I can’t say the same thing about Christopher Walken, but yet, I can’t totally back the guy up all that much, either. Walken has that quirky look in his eyes and deliver in his voice, but there’s nothing much here that really has you rooting for the guy, hoping that he ends-up going the good way, as opposed to the bad way. There is this small, but over-bearing subplot about him and his “possible” granddaughter that’s as obvious as a gay man in a strip-club. What I mean by that is, is that you can point it out, right away, and as soon as it shows up, so it only gets worse when the film constantly continues to shove it down our throats by saying, “BTW!! THAT’S HIS GRANDDAUGHTER!!!”. It didn’t make me feel anything more for the guy, nor did it give me anymore sympathy or care for these characters; it was just there to give these guys material to work with.

However, what I said about Pacino and Walken, could not be said about Alan Arkin who seems to really be having the most fun out of three as the fella they break-out of the old person’s home. Arkin always has that wacky deliver that makes his character stand-out the most and it’s no surprise that he not only gets the best-lines, but is also allowed to stretch-out more of his dramatic-lungs as well. I don’t know where those dramatic-lungs where at in his Oscar-nominated role in Argo (still “wtfing” about that), but regardless, the guy is still fun and brings a lot of much needed excitement and joy to the screen when it seems like Walken and Pacino may be taking naps, here and there.

"Seriously, somebody help me up."
“Seriously, somebody help me up.”

You would think that with these three dudes in roles where they just practically play themselves, that almost nothing can go wrong, but that’s where the movie comes in and shows you otherwise. Instead of making their one, glorious night one chock-full of spills,  thrills, bangs (there are some of them, but not coming from the barrel of a gun like I wanted), booms, fun, and excitement, it’s more of a night where they just slowly move around, from one spot to another, without any real moments of delight to keep us awake. Even at an hour-and-a-half time-limit, the film does still feel stretched beyond it’s limits and as each and every situation goes by with a total and complete whimper, you’re pretty much expecting the film to end (or probably die) at any second.

Thankfully, when it does end, it ends to the tune of Gary Clark Jr.’s “Bright Lights”, which is pretty cool because it’s the only type of energy the film has had up until that point, but stops being cool, once you realize how damn anti-climactic and silly it’s ending actually is. I don’t want to give anything away to you peeps out there who may be clamoring the trip to go out and see this piece of old-geezer’s sap-fest, but trust me, the ending is stupid and will probably have you feel more pissed-off that you bothered even seeing this, let alone remembering these three stars for all that they used to be. Now, they are just old guys, who’s best days are probably behind them.

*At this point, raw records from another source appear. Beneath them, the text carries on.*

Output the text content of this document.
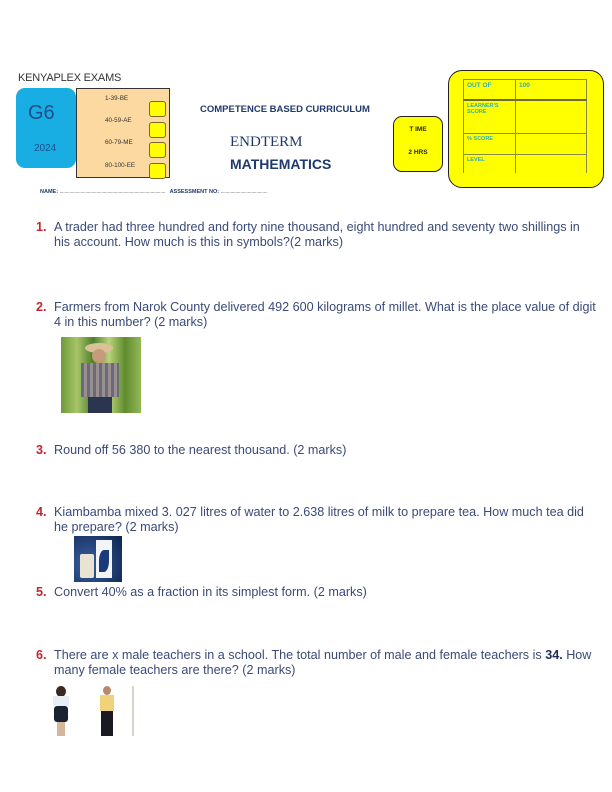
KENYAPLEX EXAMS
G6
2024
1-39-BE
40-59-AE
60-79-ME
80-100-EE
COMPETENCE BASED CURRICULUM
ENDTERM
MATHEMATICS
T IME
2 HRS
OUT OF	100
LEARNER'S SCORE	
% SCORE	
LEVEL	
NAME: ...................................................................................... ASSESSMENT NO: ......................................
1. A trader had three hundred and forty nine thousand, eight hundred and seventy two shillings in his account. How much is this in symbols?(2 marks)
2. Farmers from Narok County delivered 492 600 kilograms of millet. What is the place value of digit 4 in this number? (2 marks)
3. Round off 56 380 to the nearest thousand. (2 marks)
4. Kiambamba mixed 3. 027 litres of water to 2.638 litres of milk to prepare tea. How much tea did he prepare? (2 marks)
5. Convert 40% as a fraction in its simplest form. (2 marks)
6. There are x male teachers in a school. The total number of male and female teachers is 34. How many female teachers are there? (2 marks)
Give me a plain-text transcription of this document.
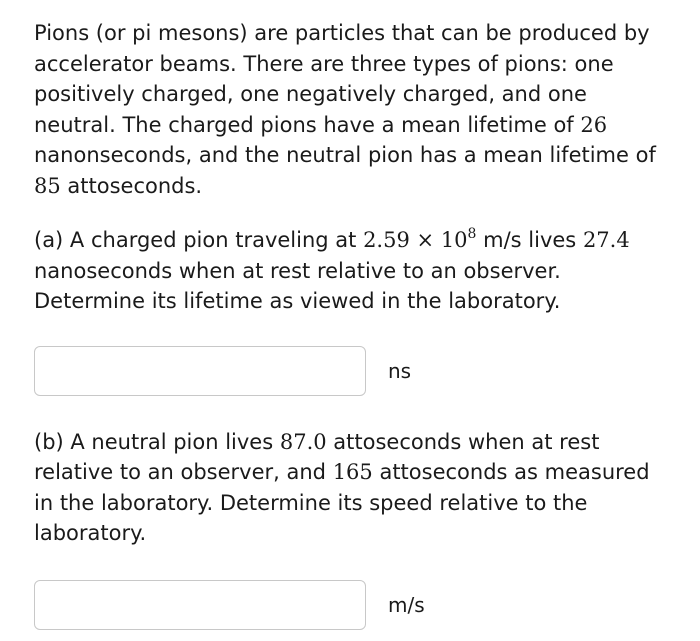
Pions (or pi mesons) are particles that can be produced by accelerator beams. There are three types of pions: one positively charged, one negatively charged, and one neutral. The charged pions have a mean lifetime of 26 nanonseconds, and the neutral pion has a mean lifetime of 85 attoseconds.

(a) A charged pion traveling at $2.59 \times 10^8$ m/s lives 27.4 nanoseconds when at rest relative to an observer. Determine its lifetime as viewed in the laboratory.

ns

(b) A neutral pion lives 87.0 attoseconds when at rest relative to an observer, and 165 attoseconds as measured in the laboratory. Determine its speed relative to the laboratory.

m/s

I think I’m tearing up now just thinking about it.

Consensus: Walken, Pacino, and especially Arkin, all seem like they are having fun in Stand Up Guys, but it’s not enough to save this terrible-material from being nothing more than just a lame-excuse to get a bunch of Oscar-winners, to sit-around, chit-chat about the old days, do “old people”-like things, and suffer excruciatingly long boners. Hey, what do you think the “Stand Up” stood for?

3.5 / 10 = Crapola!!

Just give us the shot, so we can hopefully forget about this.
Just take the damn shot, so we can hopefully forget about this.


  1. Pacino has been a real disappointment in the last decade, maybe longer. Can I ask you a question? Did you notice if he was chewing gum throughout the entire movie? That seems to be his shtick.